🤖 AI Summary
Assessing problem decomposition—the ability to break down complex tasks into well-defined subtasks—in CS1 courses is increasingly challenging in the GenAI era, as conventional programming exercises are vulnerable to code-generation tools and often feature overly verbose contexts that obscure students’ cognitive processes.
Method: This study proposes a suite-based, progressive assessment framework comprising structured task sequences to lower comprehension barriers and open-ended decomposition diagramming to visually capture students’ decomposition reasoning. The approach integrates educational measurement principles, learning-objective-aligned item design, Question Suites scaffolding, and diagrammatic analysis techniques.

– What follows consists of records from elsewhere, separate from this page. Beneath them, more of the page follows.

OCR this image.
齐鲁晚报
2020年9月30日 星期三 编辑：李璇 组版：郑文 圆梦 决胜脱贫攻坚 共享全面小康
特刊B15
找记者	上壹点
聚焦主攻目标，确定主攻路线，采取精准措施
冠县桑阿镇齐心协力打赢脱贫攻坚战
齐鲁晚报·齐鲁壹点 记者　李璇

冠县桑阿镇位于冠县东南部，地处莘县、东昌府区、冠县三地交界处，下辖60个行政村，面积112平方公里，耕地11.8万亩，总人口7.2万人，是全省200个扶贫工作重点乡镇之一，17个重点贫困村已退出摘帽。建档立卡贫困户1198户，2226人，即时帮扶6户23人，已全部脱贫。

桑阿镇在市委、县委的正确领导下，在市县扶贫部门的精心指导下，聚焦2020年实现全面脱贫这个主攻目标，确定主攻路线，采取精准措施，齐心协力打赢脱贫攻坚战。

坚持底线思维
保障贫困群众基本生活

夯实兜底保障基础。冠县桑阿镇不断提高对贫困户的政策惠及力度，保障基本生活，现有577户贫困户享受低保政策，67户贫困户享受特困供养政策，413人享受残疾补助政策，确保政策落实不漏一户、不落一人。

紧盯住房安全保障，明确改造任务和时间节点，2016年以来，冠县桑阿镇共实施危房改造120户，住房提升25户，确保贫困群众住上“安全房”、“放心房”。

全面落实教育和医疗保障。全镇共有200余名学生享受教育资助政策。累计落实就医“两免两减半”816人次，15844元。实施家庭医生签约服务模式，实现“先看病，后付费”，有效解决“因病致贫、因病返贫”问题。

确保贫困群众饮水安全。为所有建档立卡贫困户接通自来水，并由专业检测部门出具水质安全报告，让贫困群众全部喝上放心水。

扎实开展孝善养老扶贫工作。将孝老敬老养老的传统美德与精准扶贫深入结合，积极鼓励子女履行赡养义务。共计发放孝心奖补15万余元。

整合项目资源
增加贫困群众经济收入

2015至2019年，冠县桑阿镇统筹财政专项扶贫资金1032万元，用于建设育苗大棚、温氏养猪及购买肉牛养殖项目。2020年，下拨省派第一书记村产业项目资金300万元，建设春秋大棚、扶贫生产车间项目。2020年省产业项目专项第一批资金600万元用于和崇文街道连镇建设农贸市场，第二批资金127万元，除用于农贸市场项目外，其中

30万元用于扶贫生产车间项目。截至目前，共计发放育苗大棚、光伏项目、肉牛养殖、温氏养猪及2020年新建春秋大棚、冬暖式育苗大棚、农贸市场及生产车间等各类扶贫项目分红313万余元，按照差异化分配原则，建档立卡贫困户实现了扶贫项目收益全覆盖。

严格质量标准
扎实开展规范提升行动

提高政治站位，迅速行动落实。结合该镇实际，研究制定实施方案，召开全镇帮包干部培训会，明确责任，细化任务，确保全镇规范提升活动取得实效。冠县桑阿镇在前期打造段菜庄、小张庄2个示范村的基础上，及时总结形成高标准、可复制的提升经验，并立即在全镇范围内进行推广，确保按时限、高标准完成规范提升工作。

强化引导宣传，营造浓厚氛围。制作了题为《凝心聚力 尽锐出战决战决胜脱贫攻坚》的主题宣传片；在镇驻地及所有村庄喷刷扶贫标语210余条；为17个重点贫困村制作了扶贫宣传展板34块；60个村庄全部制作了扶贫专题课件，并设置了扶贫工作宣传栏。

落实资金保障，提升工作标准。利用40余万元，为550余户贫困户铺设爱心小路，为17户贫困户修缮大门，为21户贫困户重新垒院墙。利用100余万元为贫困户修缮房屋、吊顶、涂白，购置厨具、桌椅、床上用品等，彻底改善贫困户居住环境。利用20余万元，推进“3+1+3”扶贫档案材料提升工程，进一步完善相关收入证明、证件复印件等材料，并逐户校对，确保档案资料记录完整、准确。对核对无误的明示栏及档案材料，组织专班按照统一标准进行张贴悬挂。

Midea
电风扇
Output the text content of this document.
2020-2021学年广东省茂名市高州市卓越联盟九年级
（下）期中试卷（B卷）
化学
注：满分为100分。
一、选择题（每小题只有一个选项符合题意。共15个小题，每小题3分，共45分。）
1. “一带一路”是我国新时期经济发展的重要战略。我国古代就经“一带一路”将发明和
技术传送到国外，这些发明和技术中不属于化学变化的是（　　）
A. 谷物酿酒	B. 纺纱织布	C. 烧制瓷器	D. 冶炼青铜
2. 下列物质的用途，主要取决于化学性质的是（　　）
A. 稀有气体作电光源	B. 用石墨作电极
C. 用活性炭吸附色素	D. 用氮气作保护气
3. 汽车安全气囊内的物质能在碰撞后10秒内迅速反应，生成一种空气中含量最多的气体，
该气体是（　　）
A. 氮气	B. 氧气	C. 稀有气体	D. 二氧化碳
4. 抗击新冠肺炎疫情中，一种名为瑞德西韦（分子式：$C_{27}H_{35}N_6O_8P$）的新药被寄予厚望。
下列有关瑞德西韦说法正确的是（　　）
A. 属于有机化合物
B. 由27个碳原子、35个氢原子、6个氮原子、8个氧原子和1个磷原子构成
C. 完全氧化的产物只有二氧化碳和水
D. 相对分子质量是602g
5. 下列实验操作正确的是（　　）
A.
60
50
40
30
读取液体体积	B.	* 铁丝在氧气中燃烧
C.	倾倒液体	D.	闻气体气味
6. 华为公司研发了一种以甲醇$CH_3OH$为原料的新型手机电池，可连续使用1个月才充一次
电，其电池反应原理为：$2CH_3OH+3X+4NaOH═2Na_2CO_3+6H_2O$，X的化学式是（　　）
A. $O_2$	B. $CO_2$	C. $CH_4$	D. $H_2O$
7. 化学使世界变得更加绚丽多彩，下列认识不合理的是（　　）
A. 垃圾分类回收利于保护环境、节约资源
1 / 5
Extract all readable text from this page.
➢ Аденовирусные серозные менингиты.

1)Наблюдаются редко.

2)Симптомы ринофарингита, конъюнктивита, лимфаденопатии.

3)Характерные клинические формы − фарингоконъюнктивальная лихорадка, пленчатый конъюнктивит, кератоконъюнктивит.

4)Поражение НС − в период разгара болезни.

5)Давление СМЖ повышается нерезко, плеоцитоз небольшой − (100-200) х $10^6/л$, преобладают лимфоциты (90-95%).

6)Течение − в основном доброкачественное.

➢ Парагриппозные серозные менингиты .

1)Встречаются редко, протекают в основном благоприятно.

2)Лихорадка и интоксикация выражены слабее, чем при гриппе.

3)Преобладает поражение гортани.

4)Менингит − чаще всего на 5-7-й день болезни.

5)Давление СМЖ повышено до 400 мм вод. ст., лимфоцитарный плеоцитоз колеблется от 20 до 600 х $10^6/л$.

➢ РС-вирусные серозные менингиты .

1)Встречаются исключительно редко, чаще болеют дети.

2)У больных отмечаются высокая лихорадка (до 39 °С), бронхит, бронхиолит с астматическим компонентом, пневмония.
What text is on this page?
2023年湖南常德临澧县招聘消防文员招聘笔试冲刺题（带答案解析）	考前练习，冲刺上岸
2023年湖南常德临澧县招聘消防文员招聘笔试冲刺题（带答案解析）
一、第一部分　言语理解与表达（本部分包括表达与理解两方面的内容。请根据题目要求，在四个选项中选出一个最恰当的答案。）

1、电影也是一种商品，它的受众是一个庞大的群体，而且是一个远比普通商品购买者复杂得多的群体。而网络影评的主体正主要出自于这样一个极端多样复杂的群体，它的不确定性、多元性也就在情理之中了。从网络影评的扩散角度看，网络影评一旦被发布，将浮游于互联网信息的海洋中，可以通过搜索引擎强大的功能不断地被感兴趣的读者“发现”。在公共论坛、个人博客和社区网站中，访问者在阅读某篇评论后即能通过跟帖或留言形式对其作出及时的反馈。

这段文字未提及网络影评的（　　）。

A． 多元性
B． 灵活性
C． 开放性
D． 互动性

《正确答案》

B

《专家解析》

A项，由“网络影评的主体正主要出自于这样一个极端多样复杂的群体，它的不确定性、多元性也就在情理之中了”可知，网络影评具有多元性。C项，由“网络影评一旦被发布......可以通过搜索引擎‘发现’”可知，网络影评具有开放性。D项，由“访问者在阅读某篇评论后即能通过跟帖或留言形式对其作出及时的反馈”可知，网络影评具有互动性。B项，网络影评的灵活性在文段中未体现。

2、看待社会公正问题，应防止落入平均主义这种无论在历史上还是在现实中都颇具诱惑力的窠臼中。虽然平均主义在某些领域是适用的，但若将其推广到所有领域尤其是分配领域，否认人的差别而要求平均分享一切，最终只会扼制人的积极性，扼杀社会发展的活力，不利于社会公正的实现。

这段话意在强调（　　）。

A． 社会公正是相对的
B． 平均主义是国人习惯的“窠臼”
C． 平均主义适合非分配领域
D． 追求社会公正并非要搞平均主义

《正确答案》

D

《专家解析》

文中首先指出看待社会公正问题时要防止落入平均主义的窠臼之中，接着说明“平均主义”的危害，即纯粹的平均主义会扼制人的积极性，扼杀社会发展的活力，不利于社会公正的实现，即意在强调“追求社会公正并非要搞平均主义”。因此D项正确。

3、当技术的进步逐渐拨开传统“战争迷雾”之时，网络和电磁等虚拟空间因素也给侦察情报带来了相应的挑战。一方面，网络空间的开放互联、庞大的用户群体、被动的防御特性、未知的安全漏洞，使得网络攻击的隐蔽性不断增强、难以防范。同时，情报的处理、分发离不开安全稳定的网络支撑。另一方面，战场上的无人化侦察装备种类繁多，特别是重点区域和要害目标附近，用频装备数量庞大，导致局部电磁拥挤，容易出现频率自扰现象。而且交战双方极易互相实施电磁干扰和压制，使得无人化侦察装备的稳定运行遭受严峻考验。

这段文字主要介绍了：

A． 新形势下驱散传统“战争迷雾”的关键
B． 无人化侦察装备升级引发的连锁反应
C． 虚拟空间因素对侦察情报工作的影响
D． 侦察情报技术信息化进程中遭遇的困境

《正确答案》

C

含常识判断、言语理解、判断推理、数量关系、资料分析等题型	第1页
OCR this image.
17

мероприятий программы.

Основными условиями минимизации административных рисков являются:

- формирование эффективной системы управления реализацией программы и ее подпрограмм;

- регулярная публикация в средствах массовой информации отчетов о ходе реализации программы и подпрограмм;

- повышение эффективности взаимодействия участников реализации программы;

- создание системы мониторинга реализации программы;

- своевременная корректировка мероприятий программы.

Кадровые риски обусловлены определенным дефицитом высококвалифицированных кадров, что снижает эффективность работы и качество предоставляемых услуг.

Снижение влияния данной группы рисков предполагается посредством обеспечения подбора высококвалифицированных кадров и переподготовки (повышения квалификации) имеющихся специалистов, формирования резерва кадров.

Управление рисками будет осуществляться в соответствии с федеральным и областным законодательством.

Contribution/Results: The resulting assessment instrument demonstrates strong reliability and validity, is reusable across contexts, and received positive student feedback in empirical deployment. It provides both a scalable pedagogical practice and theoretical grounding for teaching and evaluating problem decomposition in introductory computer science.
📝 Abstract
Problem decomposition--the ability to break down a large task into smaller, well-defined components--is a critical skill for effectively designing and creating large programs, but it is often not included in introductory computer science curricula. With the rise of generative AI (GenAI), students even at the introductory level are able to generate large quantities of code, and it is becoming increasingly important to equip them with the ability to decompose problems. There is not yet a consensus among educators on how to best teach and assess the skill of decomposition, particularly in introductory computing. This practitioner paper details the development of questions to assess the skill of problem decomposition, and impressions about how these questions were received by students. A challenge unique to problem decomposition questions is their necessarily lengthy context, and we detail our approach to addressing this problem using Question Suites: scaffolded sequences of questions that help students understand a question's context before attempting to decompose it. We then describe the use of open-ended drawing of decomposition diagrams as another form of assessment. We outline the learning objectives used to design our questions and describe how we addressed challenges encountered in early iterations. We present our decomposition assessment materials and reflections on them for educators who wish to teach problem decomposition to beginner programmers.